The clinical importance of heat of polymerization depends on the health of the gingival tissues in direct contact with the exothermic release and their susceptibility to inflammation;12 traumatized and irradiated tissues as well as tissues in some medically compromised and elderly patients might be highly vulnerable to thermal irritations.12 Nevertheless, in clinical conditions, the temperature increase caused by exothermic reaction of pre-heated self-cure composites is short in duration and is rapidly attenuated by the surrounding soft tissues to endurable levels;10, 25 as only 0.8℃ and 1.8℃ temperature increases have been observed after placement of 60℃ and 68℃ heated composites, respectively, while light curing the same materials could increase the temperature up to 6℃, which was still tolerable by the tissues.10, 25 As well, the thickness of composite and residual dentin may lower the temperature rise in adjacent tissues,10, 22 so the absence of direct contact with adjacent soft tissue almost guarantees safe practice. Also instead of preheating, the adhesive systems can be taken out of refrigerator and be exposed to room temperature for at least 20 min before they are used, to reach efficacious polymerization rates; and this post-refrigeration period should be longer for materials containing fillers.8

In this study, CM released heat during its polymerization twice as much as did the conventional composite (KD). Therefore, unless further clinical studies verify its safe temperature rise and so thermal biocompatibility to previously-irritated tissues, using it in direct contact with recently injured adjacent soft tissues should be approached with caution; also preheating Core Max II should be avoided in such conditions, especially considering the finding that there were no significant differences between its polymerization at 60℃ and 37℃, which could as well enhance the polymerization considerably.

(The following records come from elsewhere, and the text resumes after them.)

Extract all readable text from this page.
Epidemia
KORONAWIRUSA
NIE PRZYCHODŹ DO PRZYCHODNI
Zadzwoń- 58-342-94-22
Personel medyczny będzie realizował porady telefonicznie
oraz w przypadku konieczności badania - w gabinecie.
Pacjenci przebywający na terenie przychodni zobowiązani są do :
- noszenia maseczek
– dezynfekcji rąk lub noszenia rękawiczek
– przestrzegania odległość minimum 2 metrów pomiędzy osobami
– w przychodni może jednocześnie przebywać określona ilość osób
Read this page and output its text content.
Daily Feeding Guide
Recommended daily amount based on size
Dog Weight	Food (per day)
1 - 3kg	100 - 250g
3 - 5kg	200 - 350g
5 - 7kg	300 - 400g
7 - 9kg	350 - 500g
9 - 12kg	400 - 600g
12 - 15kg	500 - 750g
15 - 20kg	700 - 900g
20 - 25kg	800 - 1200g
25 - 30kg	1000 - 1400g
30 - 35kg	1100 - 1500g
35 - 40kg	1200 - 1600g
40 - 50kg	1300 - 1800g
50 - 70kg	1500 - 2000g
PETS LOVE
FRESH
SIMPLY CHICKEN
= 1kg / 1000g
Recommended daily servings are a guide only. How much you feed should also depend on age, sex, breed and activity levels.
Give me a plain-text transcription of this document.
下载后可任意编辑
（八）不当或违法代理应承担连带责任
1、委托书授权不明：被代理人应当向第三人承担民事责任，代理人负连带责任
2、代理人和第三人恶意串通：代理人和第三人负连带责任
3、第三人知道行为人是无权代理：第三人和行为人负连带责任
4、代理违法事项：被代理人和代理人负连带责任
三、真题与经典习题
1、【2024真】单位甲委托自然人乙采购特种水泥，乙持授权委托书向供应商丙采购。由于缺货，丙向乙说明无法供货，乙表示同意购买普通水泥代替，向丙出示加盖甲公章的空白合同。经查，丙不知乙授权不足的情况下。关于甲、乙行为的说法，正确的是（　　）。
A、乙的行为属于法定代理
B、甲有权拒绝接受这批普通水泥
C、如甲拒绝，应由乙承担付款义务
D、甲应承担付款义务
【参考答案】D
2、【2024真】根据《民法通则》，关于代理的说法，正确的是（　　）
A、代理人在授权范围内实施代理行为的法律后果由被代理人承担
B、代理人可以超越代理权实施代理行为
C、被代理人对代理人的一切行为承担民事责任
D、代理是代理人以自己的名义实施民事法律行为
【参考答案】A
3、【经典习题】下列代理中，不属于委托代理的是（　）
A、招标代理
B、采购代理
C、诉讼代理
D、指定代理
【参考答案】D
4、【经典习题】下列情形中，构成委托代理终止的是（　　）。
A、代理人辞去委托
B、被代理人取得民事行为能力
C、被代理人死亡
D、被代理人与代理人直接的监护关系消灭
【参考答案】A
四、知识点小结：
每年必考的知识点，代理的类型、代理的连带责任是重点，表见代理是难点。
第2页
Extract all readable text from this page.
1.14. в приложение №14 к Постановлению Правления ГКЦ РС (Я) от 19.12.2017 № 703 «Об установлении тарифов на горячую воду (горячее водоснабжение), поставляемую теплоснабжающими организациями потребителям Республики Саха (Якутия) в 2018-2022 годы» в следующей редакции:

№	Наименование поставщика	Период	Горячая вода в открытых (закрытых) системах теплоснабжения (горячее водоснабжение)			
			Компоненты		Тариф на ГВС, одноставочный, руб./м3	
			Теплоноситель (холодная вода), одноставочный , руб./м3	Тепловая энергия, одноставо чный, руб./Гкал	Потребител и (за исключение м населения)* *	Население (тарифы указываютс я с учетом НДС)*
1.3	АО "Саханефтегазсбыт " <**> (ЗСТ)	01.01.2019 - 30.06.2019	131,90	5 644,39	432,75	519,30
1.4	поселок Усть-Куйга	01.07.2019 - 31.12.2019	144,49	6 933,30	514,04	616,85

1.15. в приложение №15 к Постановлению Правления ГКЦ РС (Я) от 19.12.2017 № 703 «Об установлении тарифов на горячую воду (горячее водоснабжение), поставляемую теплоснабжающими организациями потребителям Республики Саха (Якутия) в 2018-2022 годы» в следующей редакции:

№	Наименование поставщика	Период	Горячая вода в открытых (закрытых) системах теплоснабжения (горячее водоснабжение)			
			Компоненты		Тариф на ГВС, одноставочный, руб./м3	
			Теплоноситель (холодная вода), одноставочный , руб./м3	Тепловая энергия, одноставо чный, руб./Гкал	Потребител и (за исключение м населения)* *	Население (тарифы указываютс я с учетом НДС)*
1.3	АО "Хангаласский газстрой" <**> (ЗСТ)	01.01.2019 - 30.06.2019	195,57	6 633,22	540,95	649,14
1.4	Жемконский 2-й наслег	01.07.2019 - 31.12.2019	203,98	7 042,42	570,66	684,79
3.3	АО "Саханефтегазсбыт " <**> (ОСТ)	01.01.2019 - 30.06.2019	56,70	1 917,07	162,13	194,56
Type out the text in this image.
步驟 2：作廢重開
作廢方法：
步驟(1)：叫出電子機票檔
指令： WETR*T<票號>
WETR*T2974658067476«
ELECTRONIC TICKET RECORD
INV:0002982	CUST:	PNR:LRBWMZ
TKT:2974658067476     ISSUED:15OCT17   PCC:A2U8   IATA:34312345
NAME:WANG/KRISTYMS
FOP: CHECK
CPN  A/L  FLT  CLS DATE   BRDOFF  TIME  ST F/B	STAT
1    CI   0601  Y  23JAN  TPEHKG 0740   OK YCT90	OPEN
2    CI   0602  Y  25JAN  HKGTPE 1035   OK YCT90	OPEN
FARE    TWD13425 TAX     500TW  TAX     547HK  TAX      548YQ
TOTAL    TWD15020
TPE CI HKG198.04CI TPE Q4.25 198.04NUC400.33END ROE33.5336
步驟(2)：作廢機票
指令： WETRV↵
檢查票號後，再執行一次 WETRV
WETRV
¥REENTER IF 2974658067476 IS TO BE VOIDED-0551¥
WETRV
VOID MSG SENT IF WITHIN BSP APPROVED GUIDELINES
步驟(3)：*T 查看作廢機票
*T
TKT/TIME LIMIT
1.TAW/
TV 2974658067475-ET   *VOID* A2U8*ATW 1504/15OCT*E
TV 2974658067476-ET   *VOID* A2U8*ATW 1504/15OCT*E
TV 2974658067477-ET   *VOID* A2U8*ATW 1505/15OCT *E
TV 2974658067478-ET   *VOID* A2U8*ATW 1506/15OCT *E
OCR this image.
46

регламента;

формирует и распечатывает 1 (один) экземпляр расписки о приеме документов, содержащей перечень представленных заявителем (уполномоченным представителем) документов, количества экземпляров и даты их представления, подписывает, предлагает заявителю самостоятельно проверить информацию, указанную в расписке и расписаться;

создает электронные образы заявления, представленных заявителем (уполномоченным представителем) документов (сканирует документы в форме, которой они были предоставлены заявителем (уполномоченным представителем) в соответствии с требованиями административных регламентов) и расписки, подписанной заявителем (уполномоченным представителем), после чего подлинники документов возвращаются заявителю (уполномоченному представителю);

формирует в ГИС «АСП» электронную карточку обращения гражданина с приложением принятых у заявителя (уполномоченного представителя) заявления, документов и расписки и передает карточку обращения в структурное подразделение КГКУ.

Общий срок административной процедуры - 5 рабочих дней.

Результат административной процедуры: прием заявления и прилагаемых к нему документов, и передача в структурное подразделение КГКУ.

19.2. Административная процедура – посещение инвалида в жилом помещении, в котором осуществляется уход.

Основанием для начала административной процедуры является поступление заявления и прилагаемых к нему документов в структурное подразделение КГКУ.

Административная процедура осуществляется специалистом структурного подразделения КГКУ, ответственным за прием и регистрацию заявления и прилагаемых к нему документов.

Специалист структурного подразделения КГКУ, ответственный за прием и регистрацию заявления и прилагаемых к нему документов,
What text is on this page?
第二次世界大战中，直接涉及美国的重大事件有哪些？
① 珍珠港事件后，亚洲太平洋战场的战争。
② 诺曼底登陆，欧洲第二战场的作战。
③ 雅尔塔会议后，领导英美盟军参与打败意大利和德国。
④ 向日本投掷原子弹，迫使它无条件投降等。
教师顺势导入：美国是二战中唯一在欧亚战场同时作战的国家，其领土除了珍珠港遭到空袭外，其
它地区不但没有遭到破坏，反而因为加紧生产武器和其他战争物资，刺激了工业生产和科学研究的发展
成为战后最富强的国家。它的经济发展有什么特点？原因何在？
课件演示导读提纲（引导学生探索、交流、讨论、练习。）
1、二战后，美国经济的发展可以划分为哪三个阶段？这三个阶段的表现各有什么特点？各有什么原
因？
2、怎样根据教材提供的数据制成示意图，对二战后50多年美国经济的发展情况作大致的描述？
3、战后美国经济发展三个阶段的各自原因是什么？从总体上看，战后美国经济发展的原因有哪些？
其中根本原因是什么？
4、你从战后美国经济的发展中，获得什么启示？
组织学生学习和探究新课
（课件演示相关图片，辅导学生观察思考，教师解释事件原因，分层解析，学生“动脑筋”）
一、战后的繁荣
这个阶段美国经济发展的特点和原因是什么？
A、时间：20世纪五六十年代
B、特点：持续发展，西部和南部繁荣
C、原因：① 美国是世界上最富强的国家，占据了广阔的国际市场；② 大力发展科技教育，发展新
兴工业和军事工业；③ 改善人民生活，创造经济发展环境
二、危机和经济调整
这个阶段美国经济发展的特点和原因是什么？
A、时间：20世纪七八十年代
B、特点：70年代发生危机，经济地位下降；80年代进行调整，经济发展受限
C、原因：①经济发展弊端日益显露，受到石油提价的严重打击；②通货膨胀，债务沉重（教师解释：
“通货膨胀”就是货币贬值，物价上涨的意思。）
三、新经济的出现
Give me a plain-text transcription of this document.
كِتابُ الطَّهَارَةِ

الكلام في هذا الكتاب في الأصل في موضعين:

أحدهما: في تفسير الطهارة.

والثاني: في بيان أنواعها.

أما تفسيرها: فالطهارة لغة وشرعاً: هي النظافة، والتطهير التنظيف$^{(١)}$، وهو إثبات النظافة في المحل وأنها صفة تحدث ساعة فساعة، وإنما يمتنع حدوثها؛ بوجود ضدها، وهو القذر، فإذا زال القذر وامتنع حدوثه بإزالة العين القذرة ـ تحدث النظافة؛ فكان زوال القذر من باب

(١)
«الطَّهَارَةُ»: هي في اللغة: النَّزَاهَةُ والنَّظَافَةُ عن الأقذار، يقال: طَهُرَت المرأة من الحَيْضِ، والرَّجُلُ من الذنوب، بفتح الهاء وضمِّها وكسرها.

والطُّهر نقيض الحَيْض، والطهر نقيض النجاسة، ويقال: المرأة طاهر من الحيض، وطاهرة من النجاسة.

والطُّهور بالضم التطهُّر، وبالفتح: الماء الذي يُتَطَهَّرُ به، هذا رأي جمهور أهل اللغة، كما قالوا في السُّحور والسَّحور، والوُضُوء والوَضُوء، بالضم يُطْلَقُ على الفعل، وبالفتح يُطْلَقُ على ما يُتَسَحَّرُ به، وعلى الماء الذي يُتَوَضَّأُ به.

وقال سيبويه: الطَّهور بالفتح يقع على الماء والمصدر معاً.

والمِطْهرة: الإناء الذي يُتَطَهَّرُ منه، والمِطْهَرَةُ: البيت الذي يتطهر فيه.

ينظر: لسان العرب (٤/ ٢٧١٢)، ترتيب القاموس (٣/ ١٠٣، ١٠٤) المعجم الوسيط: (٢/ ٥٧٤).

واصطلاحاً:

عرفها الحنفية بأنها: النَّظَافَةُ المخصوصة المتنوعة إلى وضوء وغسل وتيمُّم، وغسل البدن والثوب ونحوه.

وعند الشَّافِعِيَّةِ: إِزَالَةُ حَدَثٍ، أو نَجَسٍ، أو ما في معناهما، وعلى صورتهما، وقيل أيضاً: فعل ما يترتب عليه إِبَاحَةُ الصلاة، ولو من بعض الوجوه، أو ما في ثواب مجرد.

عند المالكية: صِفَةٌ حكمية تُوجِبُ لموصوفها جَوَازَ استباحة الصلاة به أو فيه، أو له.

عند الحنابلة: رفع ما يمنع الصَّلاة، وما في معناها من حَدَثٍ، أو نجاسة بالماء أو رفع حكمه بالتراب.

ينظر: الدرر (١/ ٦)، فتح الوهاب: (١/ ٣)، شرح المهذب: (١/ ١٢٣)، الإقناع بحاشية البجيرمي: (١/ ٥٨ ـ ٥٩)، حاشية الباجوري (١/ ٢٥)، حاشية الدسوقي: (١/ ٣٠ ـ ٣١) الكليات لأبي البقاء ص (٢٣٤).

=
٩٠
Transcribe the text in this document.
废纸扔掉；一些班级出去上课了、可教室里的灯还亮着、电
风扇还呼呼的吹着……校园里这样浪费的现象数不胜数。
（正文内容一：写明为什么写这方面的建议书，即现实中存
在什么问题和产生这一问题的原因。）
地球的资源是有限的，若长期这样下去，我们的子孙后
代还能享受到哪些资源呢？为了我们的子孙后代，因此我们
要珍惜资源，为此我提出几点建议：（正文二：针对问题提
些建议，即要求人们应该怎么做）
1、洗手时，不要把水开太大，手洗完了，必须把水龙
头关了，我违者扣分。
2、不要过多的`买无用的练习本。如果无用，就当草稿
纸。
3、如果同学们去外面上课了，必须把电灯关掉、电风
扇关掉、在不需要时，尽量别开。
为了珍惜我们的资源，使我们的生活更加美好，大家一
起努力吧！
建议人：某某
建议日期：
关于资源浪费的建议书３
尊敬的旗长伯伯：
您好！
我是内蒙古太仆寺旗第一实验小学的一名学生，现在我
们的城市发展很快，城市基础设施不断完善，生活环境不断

Preheating KD, however, might be advantageous; as 60℃ was the only temperature causing heat flows significantly higher than the baseline. Optimum preheating times might vary based on material compositions (e.g., filler ratios) and heating units used.8, 9 Few available works in this regard have demonstrated that 11 minutes of preheating might suffice to elevate composite temperature from about 4℃ to 60℃.9 After removing from the device, the clinician has little time to apply the warmed composite since it rapidly loses temperature (50% within 2 minutes and 90% within 5 minutes).9 Finally, it should be noted that while using light-cure composites, clinicians should rely on appropriate light-curing durations rather than depending on preheating.26

Core Max II showed a much more efficient polymerization capacity; therefore its usage seems to be advantageous over conventional composite. Preheating to 60℃ should be cautioned when the soft tissue is irritated, because of lack of any considerable positive effect on polymerization compared to body temperature as well as odds of imposing harm to soft tissue. Further clinical studies are warranted to assess the latter.

The King Dental composite produced much less heat during polymerization, and showed less efficient polymerization. Warming it to 60℃ is recommended to increase its physico-mechanical properties.

Refrigeration might disrupt composite characteristics. Refrigerated composites should be warmed to (at least) room temperature before application.